Le Printemps, saison de renaissance et d’éveil, n’est pas encore tout à fait là. Déjà la lumière dissipe la confusion. La vérité est visible. L’ordre achevé. Désormais, Jen comprend le monde, et le monde comprend Jen. Pourtant, quelque chose manque. Toute cette clarté semble n’être qu’une illusion créée par la nature, un jeu de l’esprit. En chassant l’obscurité, Jen s’est condamné à vivre dans la face sombre de la lumière. Parce qu’il a dévoilé la vérité, il médite sur la part de fausseté de cette vérité. Parce qu’il a ordonné sa vie, il vit dans un nouveau désordre.

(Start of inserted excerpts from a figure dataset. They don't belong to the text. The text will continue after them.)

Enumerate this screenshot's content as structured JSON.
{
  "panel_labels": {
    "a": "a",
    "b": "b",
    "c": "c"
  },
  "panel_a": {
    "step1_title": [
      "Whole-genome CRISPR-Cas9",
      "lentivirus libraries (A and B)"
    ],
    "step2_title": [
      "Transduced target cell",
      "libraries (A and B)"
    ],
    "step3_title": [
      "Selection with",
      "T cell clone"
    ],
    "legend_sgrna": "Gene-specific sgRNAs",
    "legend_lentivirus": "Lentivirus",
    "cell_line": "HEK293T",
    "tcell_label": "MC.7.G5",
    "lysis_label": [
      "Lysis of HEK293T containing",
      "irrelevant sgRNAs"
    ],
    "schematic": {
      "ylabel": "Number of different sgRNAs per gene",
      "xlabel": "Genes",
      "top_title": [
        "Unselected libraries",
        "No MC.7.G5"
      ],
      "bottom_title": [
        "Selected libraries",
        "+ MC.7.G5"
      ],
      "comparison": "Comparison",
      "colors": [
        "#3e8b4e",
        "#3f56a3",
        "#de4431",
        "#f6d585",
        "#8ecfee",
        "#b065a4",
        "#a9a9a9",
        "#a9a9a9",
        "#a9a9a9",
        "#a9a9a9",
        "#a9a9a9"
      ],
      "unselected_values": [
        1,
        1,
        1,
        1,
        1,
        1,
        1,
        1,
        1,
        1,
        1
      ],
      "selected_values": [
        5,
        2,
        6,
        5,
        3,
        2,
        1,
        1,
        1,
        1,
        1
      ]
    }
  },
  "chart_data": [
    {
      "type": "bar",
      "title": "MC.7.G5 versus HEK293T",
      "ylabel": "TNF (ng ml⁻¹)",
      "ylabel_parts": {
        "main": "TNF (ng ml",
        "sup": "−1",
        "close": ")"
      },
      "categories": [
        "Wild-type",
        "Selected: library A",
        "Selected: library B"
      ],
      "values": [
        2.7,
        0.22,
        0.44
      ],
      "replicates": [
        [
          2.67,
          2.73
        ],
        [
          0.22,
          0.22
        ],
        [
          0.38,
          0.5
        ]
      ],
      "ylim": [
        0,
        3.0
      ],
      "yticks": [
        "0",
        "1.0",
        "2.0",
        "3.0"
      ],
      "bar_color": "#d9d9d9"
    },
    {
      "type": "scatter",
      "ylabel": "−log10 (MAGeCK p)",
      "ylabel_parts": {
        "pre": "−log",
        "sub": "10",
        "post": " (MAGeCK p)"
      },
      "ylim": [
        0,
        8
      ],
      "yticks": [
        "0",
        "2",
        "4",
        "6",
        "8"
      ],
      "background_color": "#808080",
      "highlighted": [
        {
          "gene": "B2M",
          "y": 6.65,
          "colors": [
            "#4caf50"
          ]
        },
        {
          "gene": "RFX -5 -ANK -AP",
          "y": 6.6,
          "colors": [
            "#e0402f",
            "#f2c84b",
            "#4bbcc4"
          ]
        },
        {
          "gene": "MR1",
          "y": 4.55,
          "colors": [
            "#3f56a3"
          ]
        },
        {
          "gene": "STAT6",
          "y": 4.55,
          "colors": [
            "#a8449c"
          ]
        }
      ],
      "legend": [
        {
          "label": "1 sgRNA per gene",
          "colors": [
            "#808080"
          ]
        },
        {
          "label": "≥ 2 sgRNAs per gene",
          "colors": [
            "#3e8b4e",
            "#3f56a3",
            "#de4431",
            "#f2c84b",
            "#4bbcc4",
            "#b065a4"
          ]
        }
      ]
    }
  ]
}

Les autres dépendent de ces paradoxes.

17 mars

Jen s’éveille et contemple son univers. Il est satisfait de son ampleur. Plus il pense, plus son univers s’étend. Il devient ce qu’il y a de plus grand. Après avoir créé tant d’abondance, Jen se fait humble. Il devient ce qu’il y a de plus petit.

« Ce qu’il y a de plus grand, songe-t-il, n’est dépassé par rien ; ce qu’il y a de plus petit ne contient rien. »

18 mars

À midi Jen va se promener au village. Il considère toutes choses d’un œil égal, impartial et circonspect. « La cheminée de la maison de Tu, observe-t-il, n’est pas chose vivante ; pourtant elle chauffera sa maison plus longtemps que le plus gros arbre de la forêt de l’empereur. » D’autres exemples lui viennent à l’esprit.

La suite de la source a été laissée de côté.